Apple used to offer Google Maps as a built-in, standard feature of the iPhone. And the experience of using it was amazing. Then Apple replace Google Maps with a Maps app of its own, and now the experience of using the default Maps on iPhone is far worse than it was on the iPhone four years ago.
Not all iOS software is getting worse. Some of it is simply standing still. Most of the apps on the iPhone appear to be cast in amber, without any real improvement over the years. And Apple even introduced a new app called Podcasts, which is non-intuitive and under-featured — if graded on a curve along with other podcasting apps available in the App Store, it would get a C-.
But the strangest and most unexpected software failure with iOS is horrible design. Specifically, horrible skeuomorphic design.
Skeuomorphic software design is when something on screen is “decorated” with fake versions of real things.
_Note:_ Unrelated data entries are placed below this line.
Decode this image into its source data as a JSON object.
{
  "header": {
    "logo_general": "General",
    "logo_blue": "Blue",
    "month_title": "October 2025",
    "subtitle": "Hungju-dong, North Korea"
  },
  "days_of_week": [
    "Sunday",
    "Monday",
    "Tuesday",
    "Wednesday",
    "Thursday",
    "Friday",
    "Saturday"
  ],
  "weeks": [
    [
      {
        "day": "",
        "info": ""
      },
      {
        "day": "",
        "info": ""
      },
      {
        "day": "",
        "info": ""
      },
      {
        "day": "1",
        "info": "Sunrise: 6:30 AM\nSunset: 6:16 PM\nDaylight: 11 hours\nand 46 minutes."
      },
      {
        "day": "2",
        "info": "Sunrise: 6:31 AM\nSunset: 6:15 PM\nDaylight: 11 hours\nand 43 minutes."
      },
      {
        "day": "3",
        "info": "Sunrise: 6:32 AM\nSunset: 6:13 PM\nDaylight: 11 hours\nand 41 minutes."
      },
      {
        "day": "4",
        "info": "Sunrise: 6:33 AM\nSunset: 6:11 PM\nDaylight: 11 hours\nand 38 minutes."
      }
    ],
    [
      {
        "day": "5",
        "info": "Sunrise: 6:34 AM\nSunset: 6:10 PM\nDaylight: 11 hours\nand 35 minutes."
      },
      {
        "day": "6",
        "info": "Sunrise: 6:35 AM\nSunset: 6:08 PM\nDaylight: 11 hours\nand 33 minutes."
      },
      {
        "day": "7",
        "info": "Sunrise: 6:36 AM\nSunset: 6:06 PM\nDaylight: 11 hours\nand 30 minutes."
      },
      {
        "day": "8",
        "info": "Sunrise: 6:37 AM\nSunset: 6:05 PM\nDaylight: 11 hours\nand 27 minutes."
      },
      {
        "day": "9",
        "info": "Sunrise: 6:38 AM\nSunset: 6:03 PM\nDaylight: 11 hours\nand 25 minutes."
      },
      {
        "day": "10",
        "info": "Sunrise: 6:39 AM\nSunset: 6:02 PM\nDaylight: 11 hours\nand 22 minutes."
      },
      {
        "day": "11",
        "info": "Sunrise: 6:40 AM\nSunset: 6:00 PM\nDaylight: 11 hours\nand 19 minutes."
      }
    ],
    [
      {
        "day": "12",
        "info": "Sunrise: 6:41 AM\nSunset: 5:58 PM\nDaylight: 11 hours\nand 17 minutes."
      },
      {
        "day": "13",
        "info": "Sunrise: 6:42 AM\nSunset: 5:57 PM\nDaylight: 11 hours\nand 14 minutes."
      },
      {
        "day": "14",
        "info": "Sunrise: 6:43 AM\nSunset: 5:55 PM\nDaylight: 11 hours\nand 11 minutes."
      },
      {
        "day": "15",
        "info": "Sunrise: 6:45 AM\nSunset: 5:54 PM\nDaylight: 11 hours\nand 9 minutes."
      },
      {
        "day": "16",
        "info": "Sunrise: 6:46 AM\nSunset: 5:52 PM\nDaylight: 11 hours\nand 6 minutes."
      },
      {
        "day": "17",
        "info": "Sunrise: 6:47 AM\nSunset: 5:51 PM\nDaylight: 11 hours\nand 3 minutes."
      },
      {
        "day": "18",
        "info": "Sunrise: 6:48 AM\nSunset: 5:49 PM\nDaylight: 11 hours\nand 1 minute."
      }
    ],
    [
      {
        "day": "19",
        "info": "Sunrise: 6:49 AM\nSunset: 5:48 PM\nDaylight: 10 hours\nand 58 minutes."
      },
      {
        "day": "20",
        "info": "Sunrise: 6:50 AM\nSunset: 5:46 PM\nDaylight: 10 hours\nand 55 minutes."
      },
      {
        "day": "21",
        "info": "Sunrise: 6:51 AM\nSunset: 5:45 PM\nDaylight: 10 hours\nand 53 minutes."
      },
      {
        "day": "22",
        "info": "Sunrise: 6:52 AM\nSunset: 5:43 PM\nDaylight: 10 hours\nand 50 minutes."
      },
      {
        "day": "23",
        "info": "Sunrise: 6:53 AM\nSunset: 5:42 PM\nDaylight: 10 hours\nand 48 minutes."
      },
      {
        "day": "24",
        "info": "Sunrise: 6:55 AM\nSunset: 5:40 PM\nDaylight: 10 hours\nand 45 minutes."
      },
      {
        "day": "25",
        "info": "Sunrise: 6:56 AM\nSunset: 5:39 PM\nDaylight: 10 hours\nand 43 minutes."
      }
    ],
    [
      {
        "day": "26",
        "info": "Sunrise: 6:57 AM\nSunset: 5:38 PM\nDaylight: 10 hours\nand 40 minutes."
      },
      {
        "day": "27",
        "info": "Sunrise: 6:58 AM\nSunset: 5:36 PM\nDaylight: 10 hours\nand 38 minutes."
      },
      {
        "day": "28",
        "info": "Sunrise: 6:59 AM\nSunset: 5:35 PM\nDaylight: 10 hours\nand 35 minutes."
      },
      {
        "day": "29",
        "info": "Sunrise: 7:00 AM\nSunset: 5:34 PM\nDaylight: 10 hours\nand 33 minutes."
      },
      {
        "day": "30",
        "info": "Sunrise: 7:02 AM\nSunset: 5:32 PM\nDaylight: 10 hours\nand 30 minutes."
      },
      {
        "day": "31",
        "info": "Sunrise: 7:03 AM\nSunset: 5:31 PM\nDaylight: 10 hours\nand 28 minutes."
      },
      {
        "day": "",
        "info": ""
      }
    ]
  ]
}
There’s even a blog dedicated to mocking the tasteless horrors of skeuomorphic design.
Apple’s own iOS apps are heavy with skeuomorphic designs.
The Find Friends app is decorated with what’s supposed to look like sewn leather. The new Podcasts app actually has a reel-to-real tape playing as you listen. The Compass and Voice Memos apps show big quasi-realistic looking respective compass and microphone. The Note apps looks like a yellow legal pad. The Game Center app has a green felt texture with wood trim. The iBooks app looks like a wooden bookshelf. And so on.
Some people don’t mind skeuomorphic design. But there’s no question that it clashes with Apple hardware. It’s as if Apple contracted out the design of its apps to a local teenager.